We had an instant friendship. I remember how incredibly independent she appeared to be, as if she’d learnt how to let people wash over her, and I was a little intimidated by that at first. I learnt quite quickly how warm and beautifully insightful she could be.
Eileen has a niece, who lives in the Midlands, but she has no other living family; she never married or had children because the only man she ever loved got killed during World War II.
We used to go for a walk around the block once a week, or out for tea, and once to church. Sometimes we’d sit in her bedroom and watch the same ballet video that she watches every evening, or we’d sit together in the lounge with a book and the TV.
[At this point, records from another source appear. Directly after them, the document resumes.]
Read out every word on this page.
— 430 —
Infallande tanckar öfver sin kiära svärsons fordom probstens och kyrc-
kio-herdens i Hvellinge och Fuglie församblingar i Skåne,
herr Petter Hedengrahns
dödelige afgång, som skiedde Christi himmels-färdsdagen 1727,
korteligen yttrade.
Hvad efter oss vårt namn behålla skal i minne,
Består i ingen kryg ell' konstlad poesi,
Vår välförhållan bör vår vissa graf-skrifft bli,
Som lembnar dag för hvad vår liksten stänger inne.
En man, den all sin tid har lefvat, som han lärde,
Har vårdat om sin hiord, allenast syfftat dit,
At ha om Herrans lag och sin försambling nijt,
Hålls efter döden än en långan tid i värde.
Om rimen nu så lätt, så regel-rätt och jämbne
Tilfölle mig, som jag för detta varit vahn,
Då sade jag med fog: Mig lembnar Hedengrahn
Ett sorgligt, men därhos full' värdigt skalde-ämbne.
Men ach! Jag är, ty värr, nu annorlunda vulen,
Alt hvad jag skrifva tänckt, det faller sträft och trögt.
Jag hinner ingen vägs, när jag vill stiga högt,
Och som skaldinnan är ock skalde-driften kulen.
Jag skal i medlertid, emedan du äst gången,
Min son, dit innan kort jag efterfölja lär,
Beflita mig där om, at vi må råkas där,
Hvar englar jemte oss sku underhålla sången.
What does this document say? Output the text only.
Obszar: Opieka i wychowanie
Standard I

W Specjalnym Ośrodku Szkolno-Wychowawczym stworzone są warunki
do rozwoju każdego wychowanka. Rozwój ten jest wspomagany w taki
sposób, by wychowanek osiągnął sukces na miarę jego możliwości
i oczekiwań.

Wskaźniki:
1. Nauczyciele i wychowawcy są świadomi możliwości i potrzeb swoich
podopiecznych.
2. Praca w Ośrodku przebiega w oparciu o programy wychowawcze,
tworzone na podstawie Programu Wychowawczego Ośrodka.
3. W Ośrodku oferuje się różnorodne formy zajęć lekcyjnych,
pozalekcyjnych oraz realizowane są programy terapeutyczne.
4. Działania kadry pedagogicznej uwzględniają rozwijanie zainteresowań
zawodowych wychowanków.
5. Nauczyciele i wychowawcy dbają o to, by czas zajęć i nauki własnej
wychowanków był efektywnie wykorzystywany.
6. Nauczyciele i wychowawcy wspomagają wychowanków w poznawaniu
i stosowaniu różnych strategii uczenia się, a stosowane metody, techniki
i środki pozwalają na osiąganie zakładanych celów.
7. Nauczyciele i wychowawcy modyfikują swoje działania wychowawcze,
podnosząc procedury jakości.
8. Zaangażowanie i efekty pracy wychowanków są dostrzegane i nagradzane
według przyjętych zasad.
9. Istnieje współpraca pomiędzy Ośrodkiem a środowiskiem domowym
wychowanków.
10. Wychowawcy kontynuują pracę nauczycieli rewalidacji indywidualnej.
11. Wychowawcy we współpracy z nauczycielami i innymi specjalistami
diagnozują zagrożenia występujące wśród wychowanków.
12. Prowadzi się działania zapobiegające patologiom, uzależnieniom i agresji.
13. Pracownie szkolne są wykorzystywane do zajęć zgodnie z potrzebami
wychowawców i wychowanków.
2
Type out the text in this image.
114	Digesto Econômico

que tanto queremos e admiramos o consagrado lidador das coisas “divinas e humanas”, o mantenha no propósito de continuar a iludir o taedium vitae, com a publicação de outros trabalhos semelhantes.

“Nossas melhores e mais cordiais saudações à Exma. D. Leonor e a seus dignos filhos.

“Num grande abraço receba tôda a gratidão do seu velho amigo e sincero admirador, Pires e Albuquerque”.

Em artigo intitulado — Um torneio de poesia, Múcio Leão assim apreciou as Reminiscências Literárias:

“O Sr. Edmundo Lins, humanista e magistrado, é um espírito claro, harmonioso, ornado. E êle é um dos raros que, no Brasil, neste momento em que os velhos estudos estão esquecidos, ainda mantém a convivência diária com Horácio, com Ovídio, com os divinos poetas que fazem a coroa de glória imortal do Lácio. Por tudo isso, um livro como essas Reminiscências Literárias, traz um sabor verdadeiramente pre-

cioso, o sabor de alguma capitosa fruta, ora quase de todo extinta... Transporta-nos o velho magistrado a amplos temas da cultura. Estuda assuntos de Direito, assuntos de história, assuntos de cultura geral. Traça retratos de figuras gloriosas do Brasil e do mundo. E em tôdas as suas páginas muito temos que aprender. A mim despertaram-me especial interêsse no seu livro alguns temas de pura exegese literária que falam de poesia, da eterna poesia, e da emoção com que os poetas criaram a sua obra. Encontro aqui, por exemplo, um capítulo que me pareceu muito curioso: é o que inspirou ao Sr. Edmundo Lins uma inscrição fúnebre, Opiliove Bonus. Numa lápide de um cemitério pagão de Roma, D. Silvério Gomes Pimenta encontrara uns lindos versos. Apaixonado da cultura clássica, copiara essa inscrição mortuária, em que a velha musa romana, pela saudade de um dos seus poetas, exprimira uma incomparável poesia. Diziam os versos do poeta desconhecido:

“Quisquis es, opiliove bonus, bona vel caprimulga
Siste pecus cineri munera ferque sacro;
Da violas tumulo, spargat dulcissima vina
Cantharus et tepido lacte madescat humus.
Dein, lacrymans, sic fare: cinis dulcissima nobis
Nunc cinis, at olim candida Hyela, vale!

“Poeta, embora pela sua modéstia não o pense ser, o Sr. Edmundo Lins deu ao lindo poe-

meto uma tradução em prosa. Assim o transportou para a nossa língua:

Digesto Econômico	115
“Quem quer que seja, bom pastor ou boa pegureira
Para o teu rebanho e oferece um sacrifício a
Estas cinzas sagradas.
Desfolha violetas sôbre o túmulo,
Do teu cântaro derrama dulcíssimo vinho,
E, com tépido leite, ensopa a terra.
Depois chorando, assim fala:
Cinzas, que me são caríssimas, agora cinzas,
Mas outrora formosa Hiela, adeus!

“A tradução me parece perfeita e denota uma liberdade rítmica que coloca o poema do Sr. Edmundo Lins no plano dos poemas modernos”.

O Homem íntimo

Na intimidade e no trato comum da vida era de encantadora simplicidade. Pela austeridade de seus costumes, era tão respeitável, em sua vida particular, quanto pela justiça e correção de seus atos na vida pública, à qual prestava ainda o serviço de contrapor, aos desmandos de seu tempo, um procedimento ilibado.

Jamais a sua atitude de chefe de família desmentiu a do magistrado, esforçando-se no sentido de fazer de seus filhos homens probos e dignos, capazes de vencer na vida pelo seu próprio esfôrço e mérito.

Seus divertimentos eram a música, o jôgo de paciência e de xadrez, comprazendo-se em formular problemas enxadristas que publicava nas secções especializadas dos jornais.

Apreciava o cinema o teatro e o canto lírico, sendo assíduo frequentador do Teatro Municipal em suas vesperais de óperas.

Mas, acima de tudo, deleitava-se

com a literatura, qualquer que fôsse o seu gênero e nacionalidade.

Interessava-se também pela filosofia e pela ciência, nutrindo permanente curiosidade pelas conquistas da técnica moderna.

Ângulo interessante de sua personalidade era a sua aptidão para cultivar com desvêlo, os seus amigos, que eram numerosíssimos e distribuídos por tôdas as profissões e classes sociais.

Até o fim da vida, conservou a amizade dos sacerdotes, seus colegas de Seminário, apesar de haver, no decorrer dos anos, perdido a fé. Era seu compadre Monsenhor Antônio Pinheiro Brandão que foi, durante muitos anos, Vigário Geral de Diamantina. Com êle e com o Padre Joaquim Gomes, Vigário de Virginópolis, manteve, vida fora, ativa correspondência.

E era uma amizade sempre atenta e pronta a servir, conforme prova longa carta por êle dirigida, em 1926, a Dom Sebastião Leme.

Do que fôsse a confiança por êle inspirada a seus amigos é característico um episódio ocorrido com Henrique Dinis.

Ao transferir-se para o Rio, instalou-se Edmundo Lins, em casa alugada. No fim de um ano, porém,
I started to realise that her life had become increasingly about repetition and routine, and I thought about that a lot. I also found out recently that her name is Florence, but she calls herself by her middle name, and despite our relationship it made me wonder how much I’d ever really know about her, or her about me.
Not long after we’d started making pictures together, Eileen was diagnosed with Parkinson’s. I never intended for this project to be about that, but I think it’s such a part of her now that I find it difficult to look at her and not see it to the extent that I do.
We don’t walk together anymore because Eileen has difficulty in moving her legs and keeping balance, and our communication is becoming a little bit less each time I see her. I’m often surprised by the look she has in her eyes now, and sometimes I’m not sure that I recognise her. But she still has a mischievous and infectious sense of humour, and occasionally she’s just how I remember her at her best while I’ve known her, and I have to say that I love those moments.